It is the sustainability of such rapid weight loss approaches that concerns me. After the initial 'reversal' a pwT2 would surely have to continue on a lower carb regime so as to maintain A1c etc.
Yes I wouldn't be at all surprised if LCHF became a very good approach to help maintain the weight loss, and unless the T2 was caught very early, also important to maintain good blood sugars. Some seem to have reversed it so decisively that they can get away with carbs so long as they don't regain weight however. But I'd question whether it's sensible to go back to eating "normal" levels of carbs.
Re speed of weight loss, I have to say, in all the reading around I've done, I don't think there is much evidence for the idea that rapid weight loss is particularly bad at screwing up one's metabolism. I may have missed a study which contradicts that of course.
All the meta studies I've seen so far suggest that the speed of weight loss makes little difference. Basically, if you've spent many years being obese then manage to get thin, then no matter how you achieved that, your resting metabolism is probably going to be reduced by around 15%. Potentially more.
Sustained weight loss seems to be just damned hard. People are going to be fat or thin. If people are predisposed to being fat, get fat, then work damned hard to get thin, they will almost certainly be spending the rest of their lives having to eat, say, 500 calories a day less than someone of the same gender, age and weight who was never overweight.
Add to that the fact that most people get T2 when they get older, so their bodies are already more inclined to gain weight and lose muscle. The battle is immense.

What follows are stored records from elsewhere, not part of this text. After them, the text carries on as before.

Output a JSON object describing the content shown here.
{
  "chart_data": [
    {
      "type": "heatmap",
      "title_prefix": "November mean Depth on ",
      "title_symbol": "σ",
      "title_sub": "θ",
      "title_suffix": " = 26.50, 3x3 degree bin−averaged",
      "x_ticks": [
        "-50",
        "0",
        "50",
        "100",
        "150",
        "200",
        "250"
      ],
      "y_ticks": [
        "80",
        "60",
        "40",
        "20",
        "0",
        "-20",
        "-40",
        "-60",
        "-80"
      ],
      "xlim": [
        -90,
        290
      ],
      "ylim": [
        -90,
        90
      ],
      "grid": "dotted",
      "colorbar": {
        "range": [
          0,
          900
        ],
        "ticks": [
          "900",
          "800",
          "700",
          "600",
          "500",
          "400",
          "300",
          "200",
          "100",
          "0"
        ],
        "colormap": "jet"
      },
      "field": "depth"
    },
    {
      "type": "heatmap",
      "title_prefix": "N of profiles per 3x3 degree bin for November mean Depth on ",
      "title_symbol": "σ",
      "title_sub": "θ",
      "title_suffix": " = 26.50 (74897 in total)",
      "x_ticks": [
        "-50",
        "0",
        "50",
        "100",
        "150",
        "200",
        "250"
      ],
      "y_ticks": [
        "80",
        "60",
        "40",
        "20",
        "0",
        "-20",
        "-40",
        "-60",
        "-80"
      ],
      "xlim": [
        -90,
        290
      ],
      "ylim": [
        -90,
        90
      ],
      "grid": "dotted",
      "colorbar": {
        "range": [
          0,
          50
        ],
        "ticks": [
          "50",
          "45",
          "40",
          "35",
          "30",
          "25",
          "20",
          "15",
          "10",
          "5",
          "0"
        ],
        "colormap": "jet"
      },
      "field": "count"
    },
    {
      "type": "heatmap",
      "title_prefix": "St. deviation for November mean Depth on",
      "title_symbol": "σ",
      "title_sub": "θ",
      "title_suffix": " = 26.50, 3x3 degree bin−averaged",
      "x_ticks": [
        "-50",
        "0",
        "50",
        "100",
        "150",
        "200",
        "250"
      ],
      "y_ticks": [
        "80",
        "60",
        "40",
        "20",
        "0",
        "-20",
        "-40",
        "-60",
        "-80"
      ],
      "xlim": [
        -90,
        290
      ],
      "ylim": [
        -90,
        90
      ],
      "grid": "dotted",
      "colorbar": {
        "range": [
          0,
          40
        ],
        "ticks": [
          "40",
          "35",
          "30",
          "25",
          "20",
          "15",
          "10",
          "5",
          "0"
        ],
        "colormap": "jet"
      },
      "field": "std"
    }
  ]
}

Interestingly, one of the most extreme weight loss regimes ever studied - The Biggest Loser - shows that, sure enough, 6 years after contestants broke their backs to get incredible results in a very short time, they had regained almost all the weight, and had reduced resting metabolisms. But - and this is the interesting bit - the people conducting the study also said that they had, in fact, fared slightly better than people who lost weight in other studies involving less rapid methods.
Anyway the beauty of LCHF, I think, is that it may help some people to lose weight, and while doing so will also help T2s avoid toxic blood sugars, and even if insufficient weight is lost to help reverse T2, or no amount of weight loss would reverse it for them, then so long as they stick to LCHF, it doesn't really matter.